第10章 ✼(黄)水仙✼
またこの男は何を言い出すのか。
「実は明日朝と夜の二回ワームホールが出現する予定なんです」
「そんな事があるのか」
「俺も驚いて調べてみたんですけど、やっぱり明日出るみたいです」
「一度目のワームホールで現代に行って、二度目で帰って来るって事……?」
「そう。
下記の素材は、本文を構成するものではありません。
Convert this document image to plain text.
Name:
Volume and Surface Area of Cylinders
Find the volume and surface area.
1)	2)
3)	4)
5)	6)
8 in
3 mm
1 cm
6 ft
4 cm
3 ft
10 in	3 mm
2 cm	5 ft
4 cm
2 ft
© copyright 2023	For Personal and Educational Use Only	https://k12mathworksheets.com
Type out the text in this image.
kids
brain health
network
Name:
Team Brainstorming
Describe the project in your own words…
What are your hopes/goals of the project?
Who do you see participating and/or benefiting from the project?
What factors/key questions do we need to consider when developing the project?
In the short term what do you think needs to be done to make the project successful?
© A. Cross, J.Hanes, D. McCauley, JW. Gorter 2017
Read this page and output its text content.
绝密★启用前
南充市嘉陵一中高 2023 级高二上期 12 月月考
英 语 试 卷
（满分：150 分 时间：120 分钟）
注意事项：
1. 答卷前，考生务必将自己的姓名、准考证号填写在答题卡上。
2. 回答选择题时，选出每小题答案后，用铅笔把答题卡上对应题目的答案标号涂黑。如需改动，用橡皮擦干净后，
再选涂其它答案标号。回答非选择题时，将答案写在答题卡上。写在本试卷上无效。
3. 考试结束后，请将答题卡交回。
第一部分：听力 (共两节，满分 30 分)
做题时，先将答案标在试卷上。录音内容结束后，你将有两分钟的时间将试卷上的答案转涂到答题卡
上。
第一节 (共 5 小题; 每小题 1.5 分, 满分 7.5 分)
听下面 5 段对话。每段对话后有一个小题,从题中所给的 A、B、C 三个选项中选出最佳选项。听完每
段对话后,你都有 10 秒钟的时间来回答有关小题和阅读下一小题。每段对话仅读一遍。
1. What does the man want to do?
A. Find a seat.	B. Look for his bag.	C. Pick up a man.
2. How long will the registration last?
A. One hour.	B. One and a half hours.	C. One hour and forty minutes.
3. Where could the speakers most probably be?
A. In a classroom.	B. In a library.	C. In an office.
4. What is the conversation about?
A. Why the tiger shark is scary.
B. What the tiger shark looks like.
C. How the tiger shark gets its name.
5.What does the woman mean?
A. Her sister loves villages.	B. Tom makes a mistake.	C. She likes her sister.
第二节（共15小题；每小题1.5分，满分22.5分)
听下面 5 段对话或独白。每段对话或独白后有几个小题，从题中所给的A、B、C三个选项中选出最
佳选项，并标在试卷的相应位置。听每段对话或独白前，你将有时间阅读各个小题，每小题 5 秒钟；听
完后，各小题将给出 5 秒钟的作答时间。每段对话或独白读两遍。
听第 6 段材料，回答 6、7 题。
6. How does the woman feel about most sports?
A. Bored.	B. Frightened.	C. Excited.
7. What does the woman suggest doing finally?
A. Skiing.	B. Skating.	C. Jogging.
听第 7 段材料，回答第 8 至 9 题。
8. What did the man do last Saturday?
ほぼ確実にここと500年後が繋がってるからちゃんと帰ってこられるはずだよ」
結の居た世界……
前から少し気になってはいた。戦も無ければ剣を持つことも無い。そんな所が本当にあるのか……と。
「謙信様は見てみたいですか?私の住んでいた所」
結が、俺の様子を窺うように顔を覗き込んでくる。
正直、見てみたい。結の事なら何でも知っておきたい。
だが、一つ心配があった。
元居たところに戻れば、そこが恋しくなってしまうのではないか。
俺の事を愛してくれているとはいえ、故郷を捨てるのはそんなに簡単な事ではない。
それがここより遥に平和な世なれば尚更だ。
「あぁ……見てみたいな。だが……お前はそれで苦しまないか?」
正直に聞くと、結は何のことですか?と首をかしげた。
「私は謙信様に現代の事も知ってもらいたいです」
結は時に、俺の不安を何でもないように笑う。
(俺が過保護すぎるのか?)
なにはともあれ、俺は結と佐助と共に現代へ行くことになった。